Since 1952, those people have been celebrated on a special day – a day known as Administrative Professionals Day.
As corny as it may sound to some, I would like to propose that this year, Administrative Professionals Day should be celebrated for all it’s worth – because this year, it has new meaning for me.
After recent reflections and experiences, I have concluded that my sister, who is 16 months my senior, was the consummate administrative professional. As children, when we played with our friends at church, she was always organizing the group into doing “something productive.” When we did our homework together, she showed me her brilliant systems to complete it more efficiently. When she was 12, she was operating a small home business (I cringed at the number of phone calls she made, and the Excel spreadsheets that she navigated through at the end of each month. The columns and formulas made me want to pull my hair out. Not her).
In addition to running a small business, teaching violin students, and being the Communications Director for an international missions organization, she volunteered for local organizations, took care of everything technology-related in our home, designed our church’s directory, was the primary “booking agent” for the family calendar (not easy to do with nine kids in the house!), instituted weekly “family business meetings,” and did countless other tasks that half the world didn’t even know needed to be completed – until they were done.

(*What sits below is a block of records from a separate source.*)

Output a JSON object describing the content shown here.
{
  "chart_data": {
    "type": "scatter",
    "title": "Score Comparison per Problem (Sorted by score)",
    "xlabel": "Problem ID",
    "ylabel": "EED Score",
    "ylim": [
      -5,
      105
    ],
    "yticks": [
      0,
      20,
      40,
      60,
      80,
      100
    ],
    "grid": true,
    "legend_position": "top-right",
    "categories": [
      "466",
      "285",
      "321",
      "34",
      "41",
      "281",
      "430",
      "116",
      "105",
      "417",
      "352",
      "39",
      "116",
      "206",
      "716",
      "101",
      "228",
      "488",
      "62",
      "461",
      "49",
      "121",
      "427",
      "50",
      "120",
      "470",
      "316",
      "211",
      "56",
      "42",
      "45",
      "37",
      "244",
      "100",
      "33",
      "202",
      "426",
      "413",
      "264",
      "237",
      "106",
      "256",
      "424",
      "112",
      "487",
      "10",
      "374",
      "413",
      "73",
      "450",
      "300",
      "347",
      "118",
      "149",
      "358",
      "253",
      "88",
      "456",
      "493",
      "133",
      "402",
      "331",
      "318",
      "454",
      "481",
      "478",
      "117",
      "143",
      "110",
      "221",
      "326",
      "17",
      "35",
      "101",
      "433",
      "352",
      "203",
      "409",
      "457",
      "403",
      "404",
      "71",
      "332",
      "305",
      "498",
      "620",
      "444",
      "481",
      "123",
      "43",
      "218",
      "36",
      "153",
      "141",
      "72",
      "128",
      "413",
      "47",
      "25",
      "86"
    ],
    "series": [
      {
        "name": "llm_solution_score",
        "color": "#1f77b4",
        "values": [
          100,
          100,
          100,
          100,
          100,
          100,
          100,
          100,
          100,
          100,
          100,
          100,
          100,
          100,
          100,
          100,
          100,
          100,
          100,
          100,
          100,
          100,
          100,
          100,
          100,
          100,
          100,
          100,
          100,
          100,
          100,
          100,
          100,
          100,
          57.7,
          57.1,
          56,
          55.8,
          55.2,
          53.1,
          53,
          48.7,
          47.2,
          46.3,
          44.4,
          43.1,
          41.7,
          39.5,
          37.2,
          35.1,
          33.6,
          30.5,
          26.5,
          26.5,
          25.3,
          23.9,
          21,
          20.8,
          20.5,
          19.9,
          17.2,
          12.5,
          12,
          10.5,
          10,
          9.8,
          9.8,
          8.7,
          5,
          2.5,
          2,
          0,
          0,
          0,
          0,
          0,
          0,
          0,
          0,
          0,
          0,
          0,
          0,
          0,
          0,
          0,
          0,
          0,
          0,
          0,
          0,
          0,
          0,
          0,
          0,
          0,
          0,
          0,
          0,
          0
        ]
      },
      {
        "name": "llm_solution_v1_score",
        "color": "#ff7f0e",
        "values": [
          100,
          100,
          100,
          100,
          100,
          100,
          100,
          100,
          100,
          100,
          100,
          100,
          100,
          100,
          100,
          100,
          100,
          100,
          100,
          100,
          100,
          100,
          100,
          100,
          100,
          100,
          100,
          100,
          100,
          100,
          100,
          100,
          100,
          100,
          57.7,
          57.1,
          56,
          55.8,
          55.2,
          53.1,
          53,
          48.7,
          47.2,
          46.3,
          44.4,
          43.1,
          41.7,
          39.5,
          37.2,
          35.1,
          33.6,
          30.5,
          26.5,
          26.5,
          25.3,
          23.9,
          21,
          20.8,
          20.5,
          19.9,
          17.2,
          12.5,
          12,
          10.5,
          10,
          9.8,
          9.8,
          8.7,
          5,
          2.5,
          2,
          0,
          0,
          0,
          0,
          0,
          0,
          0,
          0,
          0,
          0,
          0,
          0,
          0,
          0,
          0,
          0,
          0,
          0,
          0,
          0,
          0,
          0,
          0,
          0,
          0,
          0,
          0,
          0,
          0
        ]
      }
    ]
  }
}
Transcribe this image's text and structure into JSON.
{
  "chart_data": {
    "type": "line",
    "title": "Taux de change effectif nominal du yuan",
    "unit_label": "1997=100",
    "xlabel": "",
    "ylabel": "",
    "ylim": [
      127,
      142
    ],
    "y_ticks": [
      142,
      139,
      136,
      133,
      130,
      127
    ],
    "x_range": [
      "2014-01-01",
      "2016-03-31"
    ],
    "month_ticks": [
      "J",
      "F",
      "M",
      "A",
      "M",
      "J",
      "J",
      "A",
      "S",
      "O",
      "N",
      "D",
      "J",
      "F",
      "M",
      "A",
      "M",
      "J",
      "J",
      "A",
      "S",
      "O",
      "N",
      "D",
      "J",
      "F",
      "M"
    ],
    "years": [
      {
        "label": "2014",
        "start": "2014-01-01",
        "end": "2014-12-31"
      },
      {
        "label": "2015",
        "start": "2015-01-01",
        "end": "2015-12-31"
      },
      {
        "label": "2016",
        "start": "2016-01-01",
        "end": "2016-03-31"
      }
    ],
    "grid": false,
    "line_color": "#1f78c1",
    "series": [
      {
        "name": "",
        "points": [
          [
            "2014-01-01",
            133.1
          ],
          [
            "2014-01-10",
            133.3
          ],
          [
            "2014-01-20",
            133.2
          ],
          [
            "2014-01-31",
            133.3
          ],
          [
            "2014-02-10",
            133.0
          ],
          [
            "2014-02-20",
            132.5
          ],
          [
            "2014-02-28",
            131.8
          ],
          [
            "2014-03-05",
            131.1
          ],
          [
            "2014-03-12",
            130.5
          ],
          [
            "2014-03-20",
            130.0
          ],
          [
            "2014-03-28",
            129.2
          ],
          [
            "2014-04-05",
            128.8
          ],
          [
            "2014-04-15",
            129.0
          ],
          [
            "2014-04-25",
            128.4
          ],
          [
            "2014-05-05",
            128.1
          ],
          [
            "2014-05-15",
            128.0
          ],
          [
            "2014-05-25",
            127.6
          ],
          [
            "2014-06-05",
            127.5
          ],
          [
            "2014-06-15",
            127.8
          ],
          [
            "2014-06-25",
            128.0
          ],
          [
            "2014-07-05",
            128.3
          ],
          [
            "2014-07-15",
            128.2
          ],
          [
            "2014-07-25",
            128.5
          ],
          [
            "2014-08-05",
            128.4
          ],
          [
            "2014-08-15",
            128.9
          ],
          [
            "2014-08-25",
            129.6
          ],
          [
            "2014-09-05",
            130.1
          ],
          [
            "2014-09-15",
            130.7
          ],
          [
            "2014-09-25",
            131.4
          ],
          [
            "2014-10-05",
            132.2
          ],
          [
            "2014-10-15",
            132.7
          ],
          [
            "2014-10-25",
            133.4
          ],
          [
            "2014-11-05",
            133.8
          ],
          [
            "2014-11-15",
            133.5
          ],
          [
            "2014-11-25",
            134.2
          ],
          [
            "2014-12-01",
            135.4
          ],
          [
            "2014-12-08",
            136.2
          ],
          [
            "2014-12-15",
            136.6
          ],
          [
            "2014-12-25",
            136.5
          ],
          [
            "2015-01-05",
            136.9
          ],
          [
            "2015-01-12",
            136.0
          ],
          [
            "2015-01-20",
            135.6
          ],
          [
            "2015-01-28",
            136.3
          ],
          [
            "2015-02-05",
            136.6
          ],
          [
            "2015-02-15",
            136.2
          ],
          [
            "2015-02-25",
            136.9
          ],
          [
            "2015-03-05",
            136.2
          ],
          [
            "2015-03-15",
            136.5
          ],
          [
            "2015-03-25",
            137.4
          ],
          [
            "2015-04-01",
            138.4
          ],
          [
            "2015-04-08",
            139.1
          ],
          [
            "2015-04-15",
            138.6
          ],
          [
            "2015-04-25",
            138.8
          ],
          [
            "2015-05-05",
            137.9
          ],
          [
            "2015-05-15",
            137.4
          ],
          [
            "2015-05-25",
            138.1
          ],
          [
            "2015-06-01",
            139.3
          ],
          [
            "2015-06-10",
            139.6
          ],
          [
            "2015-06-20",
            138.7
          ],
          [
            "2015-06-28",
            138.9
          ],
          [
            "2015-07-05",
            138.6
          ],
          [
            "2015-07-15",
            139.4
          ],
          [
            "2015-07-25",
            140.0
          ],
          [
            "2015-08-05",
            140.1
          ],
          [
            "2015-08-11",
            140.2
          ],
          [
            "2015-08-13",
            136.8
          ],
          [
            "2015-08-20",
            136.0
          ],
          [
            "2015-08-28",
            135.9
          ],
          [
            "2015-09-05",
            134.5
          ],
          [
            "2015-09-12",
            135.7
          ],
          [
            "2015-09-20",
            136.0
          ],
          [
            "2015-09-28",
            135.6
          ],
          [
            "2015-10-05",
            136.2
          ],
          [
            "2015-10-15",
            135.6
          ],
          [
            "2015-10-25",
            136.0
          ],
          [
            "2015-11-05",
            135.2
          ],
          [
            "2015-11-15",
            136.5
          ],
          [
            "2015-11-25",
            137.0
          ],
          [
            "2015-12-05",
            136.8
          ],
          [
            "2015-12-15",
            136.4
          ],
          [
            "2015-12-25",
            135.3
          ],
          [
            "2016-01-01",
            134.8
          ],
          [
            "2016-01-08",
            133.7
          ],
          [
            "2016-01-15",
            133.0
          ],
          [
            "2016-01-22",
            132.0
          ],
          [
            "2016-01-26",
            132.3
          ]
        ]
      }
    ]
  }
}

I would often ask her, “How do you figure out how to do all this stuff?” She would casually respond, “Google is a verb, my dear. That’s how.”
For her birthday one year, I ceremoniously placed a sign on her desk that read, “Let me drop everything and work on your problem.” For an administrative professional like her, that sign was a well-deserved badge of honor.
The only problem is, she’s married now – and lives 500 miles away. In our little office where I am still trying to hold all of her work together, her professional administrative work is desperately missed.
So this year, I am celebrating Administrative Professionals Day for all it’s worth – cards, flowers, chocolates, you name it – anything that can brighten up an office is going to land on my sister’s desk on Wednesday, April 27. If I were her boss, I’d give her the day off, a bonus, and maybe even a raise.
And for any Administrative Professionals that you are blessed to have in your life, I suggest you do the same.